Mr. Vittor supports the view, that in spite of its esoteric qualities Shia orthodoxy exists simply because, as is true of other strands of the religion, there is no formal institution to determine what constitutes orthodoxy; adherence to Islam is dependent on Quranic teachings rather than to religious practices. Further he argues, that all it requires to be an orthodox Muslim is to adhere to the 5 pillars of Islam.

The five pillars in brief (there will be a fuller account soon)

Briefly these are the tawhīd, a belief in divine unity, the nubuwwah, a belief in prophecy and the mī’ād, a belief in resurrection. It is the last two, wilāyah, guardianship and ‘adl, divine justice, which are a source of dissent between the Sunni and Shia strands of Islam as both concepts are associated with the role of the Imamate.


Mr Vittor claims, that the divisions which occur between Sunni and Shia Muslims inevitably centre on the question of heterodoxy or more precisely esotericism. He cites Nahj al-balāghah (The Path of Eloquence), a collection of sermons, epistles, and aphorisms compiled by Sharīf al-Razī (406/1015) and’written by ibn Abī Tālib, the first Imam, which refer to a spiritual freedom given by God.

The passages describe how, regardless of the different schools of religious thought, which pertain to the Islamic faith, it was the religion God had chosen for his own and thus was unbreakable. In the light of the various inter-factional tensions both present and past this has proven to be a pipe dream and shows people are driven often by political dogma and economic factors rather than their faith.

Shia heterodoxy and Sufism

Though the entry has explored in the main, the heterodoxy of Shia Islam, which appears to exist in contrast to the Sunni strand of Islam, it is worth noting, that Sufism is equally important to the philosophical development of the Islamic religion. Sufism or the tasawwuf (Islamic mysticism), though some claim it is neither Shia or Sunni, is widely associated with the Sunnism. The tasawwuf is considered heretical by those Sunni Muslims; who believe an earthly path is the only way to achieve enlightenment; or reject certain Islamic philosophies.
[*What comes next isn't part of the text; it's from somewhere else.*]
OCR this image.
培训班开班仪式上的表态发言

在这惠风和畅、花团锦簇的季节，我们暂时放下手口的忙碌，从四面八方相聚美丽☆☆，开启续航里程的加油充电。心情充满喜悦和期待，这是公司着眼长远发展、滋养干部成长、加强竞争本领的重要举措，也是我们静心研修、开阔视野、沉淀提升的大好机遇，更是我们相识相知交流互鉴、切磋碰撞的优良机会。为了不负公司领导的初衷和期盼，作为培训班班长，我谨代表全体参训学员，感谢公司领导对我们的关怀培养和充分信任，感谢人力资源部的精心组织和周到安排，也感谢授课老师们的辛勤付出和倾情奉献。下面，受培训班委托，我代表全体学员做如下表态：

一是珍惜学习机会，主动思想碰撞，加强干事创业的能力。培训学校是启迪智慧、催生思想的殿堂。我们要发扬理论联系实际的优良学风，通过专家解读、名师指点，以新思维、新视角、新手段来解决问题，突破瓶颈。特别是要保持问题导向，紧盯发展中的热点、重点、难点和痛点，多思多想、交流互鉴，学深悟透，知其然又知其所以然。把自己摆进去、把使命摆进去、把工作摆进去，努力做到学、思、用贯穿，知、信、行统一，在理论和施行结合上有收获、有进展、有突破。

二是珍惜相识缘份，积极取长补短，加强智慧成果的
Seyyed Hossein Nasr in his book ‘Islamic Life and Thought’, describes how, during the Abbasid era, the philosophies of Aristotle and other ancient philosophers were translated into Arabic by the Islamic scholar, Hunayn ibn-Ishaq, an Assyrian and convert from the Nestorian faith. This is a source of pride for all Muslims but prior to the Abbasid period the author describes how the 6th Shia Imam, Ja’far al-Sadiq showed an interest in pre-Islamic studies, such as alchemy, which sits less comfortably for those who are more earth centred.

Nevertheless it is likely, that scholars had an interest in all sorts of possibilities, like today when the wetern world is so science orientated, governments continue to show an interest in Astrology and the paranormal. People are simply curious and unwilling to dismiss ideas out of hand.